Have you noticed that lots of businesses are based around the idea of a “rating system”?
Can we lend money to this person? Check their credit score.
Is it a good movie? Check it’s Rotten Tomatoes number.
Is it a popular web page? Check it’s page rank.
The essence of the idea is to take something with a lot of complex factors and simplify it into one number.
This makes people’s lives easier because now they can quickly compare two items and see which is better.
Imagine all the factors that go into deciding whether someone is a credit risk. You have to look at their income, rental history, current debts, tax returns, etc. If you had a list of 100 people to evaluate it would take forever to pull that all up and compare each person. But with a credit score the task is now easy. Pay a small fee to pull up the credit score on each person and sort them from highest to lowest!
Clearly there is value in this since it saves people time and lets them make quick decisions.
What other products don’t have a standard ranking or score associated with it yet? Maybe you can be the first brand to become the standard for that industry. Not just a website with a rating system on it, but THE standard. The FICO score of cell phones, if you will. The kind where your brand becomes a part of every day language.
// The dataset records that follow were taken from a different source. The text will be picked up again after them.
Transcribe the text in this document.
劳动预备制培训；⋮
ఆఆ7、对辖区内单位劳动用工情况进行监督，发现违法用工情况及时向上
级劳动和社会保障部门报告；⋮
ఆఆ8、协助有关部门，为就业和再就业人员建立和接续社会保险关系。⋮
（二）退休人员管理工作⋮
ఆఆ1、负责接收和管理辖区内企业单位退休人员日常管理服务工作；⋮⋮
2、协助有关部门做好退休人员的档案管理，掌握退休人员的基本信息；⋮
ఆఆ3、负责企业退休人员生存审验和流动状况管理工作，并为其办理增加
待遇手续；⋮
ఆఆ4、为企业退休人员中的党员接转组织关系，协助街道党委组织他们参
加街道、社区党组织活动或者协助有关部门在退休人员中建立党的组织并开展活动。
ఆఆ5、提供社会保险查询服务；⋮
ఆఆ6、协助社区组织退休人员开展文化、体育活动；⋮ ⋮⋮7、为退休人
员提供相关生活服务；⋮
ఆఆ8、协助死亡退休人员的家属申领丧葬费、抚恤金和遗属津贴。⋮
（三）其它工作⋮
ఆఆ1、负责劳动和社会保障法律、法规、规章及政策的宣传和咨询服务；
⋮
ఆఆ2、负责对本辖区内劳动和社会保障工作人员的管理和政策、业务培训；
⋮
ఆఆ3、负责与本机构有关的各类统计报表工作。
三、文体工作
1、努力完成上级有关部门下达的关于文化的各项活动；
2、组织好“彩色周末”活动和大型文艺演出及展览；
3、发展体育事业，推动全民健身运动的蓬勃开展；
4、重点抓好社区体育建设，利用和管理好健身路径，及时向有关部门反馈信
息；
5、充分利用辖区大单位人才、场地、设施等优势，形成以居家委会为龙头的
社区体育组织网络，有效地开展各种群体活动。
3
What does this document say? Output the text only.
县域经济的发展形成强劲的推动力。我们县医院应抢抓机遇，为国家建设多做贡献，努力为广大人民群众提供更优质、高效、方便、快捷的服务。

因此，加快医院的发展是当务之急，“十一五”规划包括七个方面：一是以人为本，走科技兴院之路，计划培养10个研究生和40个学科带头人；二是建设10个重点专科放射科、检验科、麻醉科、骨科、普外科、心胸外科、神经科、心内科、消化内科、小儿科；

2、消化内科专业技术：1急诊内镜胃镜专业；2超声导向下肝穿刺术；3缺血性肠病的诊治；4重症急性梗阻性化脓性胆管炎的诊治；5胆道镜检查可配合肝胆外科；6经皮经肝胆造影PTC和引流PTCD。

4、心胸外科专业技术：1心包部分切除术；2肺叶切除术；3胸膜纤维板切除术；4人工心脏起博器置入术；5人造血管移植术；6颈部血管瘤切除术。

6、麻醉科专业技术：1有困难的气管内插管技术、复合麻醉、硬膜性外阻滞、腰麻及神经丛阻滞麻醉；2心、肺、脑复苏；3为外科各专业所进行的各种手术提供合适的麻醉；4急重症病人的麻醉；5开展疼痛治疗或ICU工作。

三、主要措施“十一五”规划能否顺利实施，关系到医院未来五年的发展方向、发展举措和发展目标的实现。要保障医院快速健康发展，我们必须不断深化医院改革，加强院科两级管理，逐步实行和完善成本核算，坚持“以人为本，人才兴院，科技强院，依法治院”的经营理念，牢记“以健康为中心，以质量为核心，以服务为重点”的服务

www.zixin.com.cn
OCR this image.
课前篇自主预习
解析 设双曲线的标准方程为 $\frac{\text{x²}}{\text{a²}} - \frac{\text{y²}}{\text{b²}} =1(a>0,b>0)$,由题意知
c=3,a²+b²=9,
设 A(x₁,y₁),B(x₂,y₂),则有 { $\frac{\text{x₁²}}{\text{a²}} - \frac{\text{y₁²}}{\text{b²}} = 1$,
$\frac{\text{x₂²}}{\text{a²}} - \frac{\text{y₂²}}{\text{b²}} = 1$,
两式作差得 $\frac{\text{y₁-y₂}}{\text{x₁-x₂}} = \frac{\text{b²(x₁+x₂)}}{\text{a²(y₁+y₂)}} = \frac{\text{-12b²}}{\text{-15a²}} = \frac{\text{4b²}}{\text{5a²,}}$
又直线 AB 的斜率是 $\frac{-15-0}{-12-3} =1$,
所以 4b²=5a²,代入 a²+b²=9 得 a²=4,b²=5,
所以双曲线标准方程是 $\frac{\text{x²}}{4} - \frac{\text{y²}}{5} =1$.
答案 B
“You got that new [some product]? Cool, I heard it got a 92 Brian score.”
Basically you would help people answer a very fundamental question: “Is this good?”
One other interesting thing to note here is that the “scales” of each of these varies. Credit scores go from about 400 to 850 (which I always thought was ridiculous) while Rotten Tomatoes goes from 1 to 100 and Page rank from 1 to 10. Of course, mathematically you can convert any scale into any other scale so it is totally arbitrary which one you pick.
Of these I think I like the 1 to 10 the best. It’s the simplest and conveys the most information quickly. After all, is a movie with a 74 rating really better than a 72? Based on a limited number of votes they really are about the same. Using a 1 to 100 scale almost implies it’s more accurate than it really is. I think 1 to 10 conveys just the right amount of information (whereas some systems, like the traditional “4 star” movie rating system doesn’t convey enough).
I think it could work with any product that is sufficiently complicated to buy (or a matter of opinion like movies). Cars, real estate, electronics, bands…who knows.